From the grayscale image, we create a binary image of the original picture. We can set the threshold value to different levels from 0-1, selecting the dividing point of which will be changed to 0s and which will be changed to 1s. Below is the resulting binary image with different threshold values.

Threshold at 0.2

Threshold at 0.5

 Threshold at 0.8

Changing an image to binary is very useful when cleaning images such as graphs. The data provided by graphs in general should be binary, but at times, some unnecessary data appears during the capturing of the image. For example, the graph we used in the previous activity, by looking at the information, is a true color image.

If we were to view the image closely, there are various points on the line graph that are somewhat fainter than the rest of the line. This could lead to reading the data inaccurately. We take the histogram of the image to see what are the values across the image.

The image is predominantly white, so we expect the high count on the far end of the histogram. We want to change this image into binary so that the ambiguous gray pixels are replaces with either white or black.
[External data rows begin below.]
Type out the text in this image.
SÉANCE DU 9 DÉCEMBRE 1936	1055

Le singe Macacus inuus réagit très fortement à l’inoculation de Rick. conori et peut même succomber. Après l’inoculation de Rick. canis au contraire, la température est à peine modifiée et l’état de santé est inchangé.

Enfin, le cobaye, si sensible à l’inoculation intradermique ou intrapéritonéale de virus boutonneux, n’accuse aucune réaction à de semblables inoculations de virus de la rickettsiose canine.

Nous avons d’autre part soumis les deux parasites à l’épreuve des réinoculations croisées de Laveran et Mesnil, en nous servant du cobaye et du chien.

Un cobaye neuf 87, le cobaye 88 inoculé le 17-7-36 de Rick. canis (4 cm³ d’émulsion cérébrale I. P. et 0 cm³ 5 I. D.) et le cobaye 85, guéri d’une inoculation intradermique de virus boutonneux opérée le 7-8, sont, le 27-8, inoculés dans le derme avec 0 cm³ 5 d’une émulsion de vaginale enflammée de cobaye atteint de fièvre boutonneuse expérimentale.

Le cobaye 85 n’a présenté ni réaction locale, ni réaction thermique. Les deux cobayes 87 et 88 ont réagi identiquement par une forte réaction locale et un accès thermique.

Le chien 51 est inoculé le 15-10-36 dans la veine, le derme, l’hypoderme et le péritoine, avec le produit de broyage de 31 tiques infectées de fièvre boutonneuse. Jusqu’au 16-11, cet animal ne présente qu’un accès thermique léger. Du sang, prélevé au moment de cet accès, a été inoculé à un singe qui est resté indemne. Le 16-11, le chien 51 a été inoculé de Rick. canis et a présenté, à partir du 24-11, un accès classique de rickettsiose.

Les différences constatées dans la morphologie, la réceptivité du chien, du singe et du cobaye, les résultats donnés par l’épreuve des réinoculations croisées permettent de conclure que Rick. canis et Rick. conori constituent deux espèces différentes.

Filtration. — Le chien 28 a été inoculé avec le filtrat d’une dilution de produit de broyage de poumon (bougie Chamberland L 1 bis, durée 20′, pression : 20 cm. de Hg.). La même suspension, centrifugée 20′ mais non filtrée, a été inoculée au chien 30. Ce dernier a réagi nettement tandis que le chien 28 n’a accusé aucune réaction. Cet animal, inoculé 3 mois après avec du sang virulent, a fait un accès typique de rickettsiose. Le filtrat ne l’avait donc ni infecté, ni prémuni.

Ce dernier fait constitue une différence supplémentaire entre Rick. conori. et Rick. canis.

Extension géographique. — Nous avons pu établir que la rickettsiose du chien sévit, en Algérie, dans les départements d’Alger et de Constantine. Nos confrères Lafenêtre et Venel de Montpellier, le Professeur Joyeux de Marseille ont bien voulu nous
We choose a point that includes the three smaller values on the histogram. The resulting image is

The result is a much clearer image. One should be careful in choosing the threshold value. Too high and noise becomes more prominent. Too low and data is lost. We can then simply save this new image into the appropriate filetype using the function imwrite().

For this activity, I give myself a 10/10. Although the examples for the various image types are somewhat lacking, I believe I was able to make up for it with the extent I investigated and manipulated the images using scilab.